FRYEBURG – It can take 10 years to get a food vendor’s spot at Fryeburg Fair because you’ve got to offer something new, unique and good. No more french fries or onion rings, said midway superintendent Dean Baker.

Baker, who screens all food stand applicants, said some people wait for years to get one of the 200 or so stalls at the state’s largest fair. Some stands, such as Sunflower Farm Pizza Show and Chuck’s Fish Place, become famous, making it tough for competitors to get a spot.

“Some people wait for 10 years to get in here,” Baker said Tuesday, standing among a few stands with smells of fried onions and sausages mixing in the air. “They have to send pictures of their stands, a list of fairs they have participated in, and describe what their product is. If it is food, it has to be new and unique.”

Baker said he seeks ethnic cuisine or food with a creative twist, such as Jim and Jessie Howard’s business On A Stick, which sells grilled chicken and portobello mushroom wraps with lettuce, onion, cheese, salsa and ranch dressing.

“Five years,” Jim Howard said of his wait for the 10-foot-long stand he works with his wife.

Rent for a stand at the fair is $55 per foot of frontage space, Baker explained, which is a decent price considering the thousands of potential customers – Sunday there were 27,000 – who pour through the fair each day.

But for the newcomers, it will take time to establish reputation and then tradition. “It’s our first year; it’s going to take a while for people to find out where we are,” Jim Howard said.

The Howards are, however, well situated for exposure, or, as the case may be, for some fierce competition with one of the celebrity food stands of the fair.

Across the street is Mr. and Mrs. Sausage, a family-run stand with a secret sausage recipe.

“I’m Mr. Sausage Junior,” Lee Brawn said, introducing himself on Tuesday. He took over the stand from his father, who died, and his mother, who has retired, he said.

“It’s a homemade recipe,” said Brawn, who lives in Brunswick. “My father started it by mistake. He mixed up a batch of sausage, and I could hear him swearing in the background.” His father may have messed up the spices, but it was a fortuitous error.
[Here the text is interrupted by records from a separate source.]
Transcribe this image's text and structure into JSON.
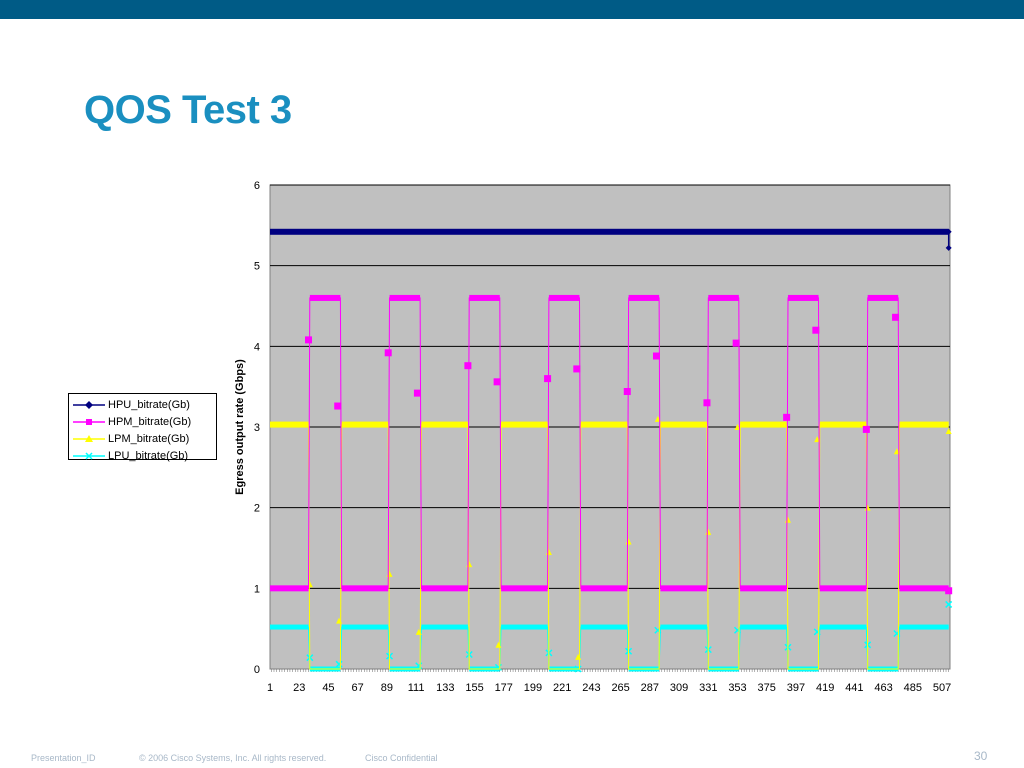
{
  "slide": {
    "title": "QOS Test 3",
    "page_number": "30",
    "footer": {
      "presentation_id": "Presentation_ID",
      "copyright": "© 2006 Cisco Systems, Inc. All rights reserved.",
      "confidential": "Cisco Confidential"
    }
  },
  "colors": {
    "header_bar": "#005b86",
    "title": "#1a8fc0",
    "plot_bg": "#c0c0c0",
    "HPU": "#000080",
    "HPM": "#ff00ff",
    "LPM": "#ffff00",
    "LPU": "#00ffff"
  },
  "chart_data": {
    "type": "line",
    "title": "",
    "xlabel": "",
    "ylabel": "Egress output rate (Gbps)",
    "ylim": [
      0,
      6
    ],
    "yticks": [
      0,
      1,
      2,
      3,
      4,
      5,
      6
    ],
    "xlim": [
      1,
      513
    ],
    "xticks": [
      1,
      23,
      45,
      67,
      89,
      111,
      133,
      155,
      177,
      199,
      221,
      243,
      265,
      287,
      309,
      331,
      353,
      375,
      397,
      419,
      441,
      463,
      485,
      507
    ],
    "grid": "horizontal",
    "legend_position": "left",
    "period_start": 1,
    "period_length": 60,
    "cycles": 9,
    "segments": {
      "HPU_bitrate(Gb)": [
        [
          1,
          512,
          5.42
        ],
        [
          512,
          512,
          5.22
        ]
      ],
      "HPM_bitrate(Gb)": {
        "low": 1.0,
        "high": 4.6,
        "low_first_end": 30,
        "high_spans": [
          [
            30,
            55
          ],
          [
            90,
            115
          ],
          [
            150,
            175
          ],
          [
            210,
            235
          ],
          [
            270,
            295
          ],
          [
            330,
            355
          ],
          [
            390,
            415
          ],
          [
            450,
            475
          ]
        ],
        "transitions": [
          [
            30,
            4.08
          ],
          [
            52,
            3.26
          ],
          [
            90,
            3.92
          ],
          [
            112,
            3.42
          ],
          [
            150,
            3.76
          ],
          [
            172,
            3.56
          ],
          [
            210,
            3.6
          ],
          [
            232,
            3.72
          ],
          [
            270,
            3.44
          ],
          [
            292,
            3.88
          ],
          [
            330,
            3.3
          ],
          [
            352,
            4.04
          ],
          [
            390,
            3.12
          ],
          [
            412,
            4.2
          ],
          [
            450,
            2.97
          ],
          [
            472,
            4.36
          ],
          [
            512,
            0.97
          ]
        ]
      },
      "LPM_bitrate(Gb)": {
        "high": 3.03,
        "low": 0.0,
        "low_spans": [
          [
            30,
            55
          ],
          [
            90,
            115
          ],
          [
            150,
            175
          ],
          [
            210,
            235
          ],
          [
            270,
            295
          ],
          [
            330,
            355
          ],
          [
            390,
            415
          ],
          [
            450,
            475
          ]
        ],
        "transitions": [
          [
            31,
            1.05
          ],
          [
            53,
            0.6
          ],
          [
            91,
            1.18
          ],
          [
            113,
            0.46
          ],
          [
            151,
            1.3
          ],
          [
            173,
            0.3
          ],
          [
            211,
            1.45
          ],
          [
            233,
            0.15
          ],
          [
            271,
            1.58
          ],
          [
            293,
            3.1
          ],
          [
            331,
            1.7
          ],
          [
            353,
            3.0
          ],
          [
            391,
            1.85
          ],
          [
            413,
            2.85
          ],
          [
            451,
            2.0
          ],
          [
            473,
            2.7
          ],
          [
            512,
            2.95
          ]
        ]
      },
      "LPU_bitrate(Gb)": {
        "high": 0.52,
        "low": 0.0,
        "low_spans": [
          [
            30,
            55
          ],
          [
            90,
            115
          ],
          [
            150,
            175
          ],
          [
            210,
            235
          ],
          [
            270,
            295
          ],
          [
            330,
            355
          ],
          [
            390,
            415
          ],
          [
            450,
            475
          ]
        ],
        "transitions": [
          [
            31,
            0.14
          ],
          [
            53,
            0.06
          ],
          [
            91,
            0.16
          ],
          [
            113,
            0.04
          ],
          [
            151,
            0.18
          ],
          [
            173,
            0.02
          ],
          [
            211,
            0.2
          ],
          [
            233,
            0.0
          ],
          [
            271,
            0.22
          ],
          [
            293,
            0.48
          ],
          [
            331,
            0.24
          ],
          [
            353,
            0.48
          ],
          [
            391,
            0.27
          ],
          [
            413,
            0.46
          ],
          [
            451,
            0.3
          ],
          [
            473,
            0.44
          ],
          [
            512,
            0.8
          ]
        ]
      }
    },
    "series": [
      {
        "name": "HPU_bitrate(Gb)",
        "color": "#000080",
        "marker": "diamond"
      },
      {
        "name": "HPM_bitrate(Gb)",
        "color": "#ff00ff",
        "marker": "square"
      },
      {
        "name": "LPM_bitrate(Gb)",
        "color": "#ffff00",
        "marker": "triangle"
      },
      {
        "name": "LPU_bitrate(Gb)",
        "color": "#00ffff",
        "marker": "x"
      }
    ]
  }
}
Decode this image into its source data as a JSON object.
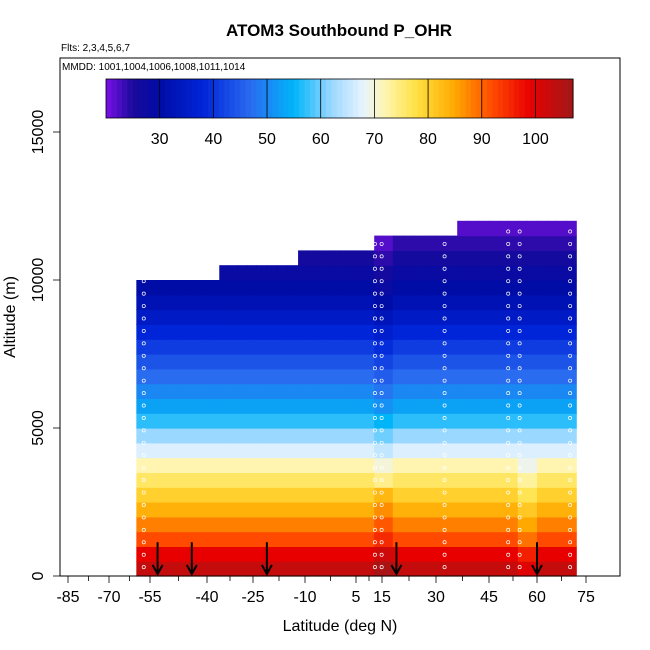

Based on the stand’s 13-year history at the fair, the sausage will be fueling the success of Brawn’s stand for a long time.

Brawn said his stand sells 8,000 sausages during the eight days of the fair, at $6 a sandwich.

But it is grueling work. “We work 16- to 18-hour days,” he said. “You have to tell yourself every day that you’re going to have five months off” during the winter.

Dean said another new food for the fair is smoked turkey leg, found at a two-year-old stall called Yogi’s Concession.

Greg Shorey, the owner, said Maine people are starting to acquire a taste for the huge, succulent turkey leg, which tastes like smoked ham.

“It seems to be picking up,” Shorey said. “People from the South and West know what it is immediately.”

But if it is good, Mainers will accept it. “They’re catching on more and more up here,” Shorey said.

Baker said, however, that Shorey ordered too many legs last year, and had to scale back some this time around.

It takes time to establish tradition. And patience.

Jim Howard said of the pace of business at his stall on the third day of the fair: “It was better today than yesterday.”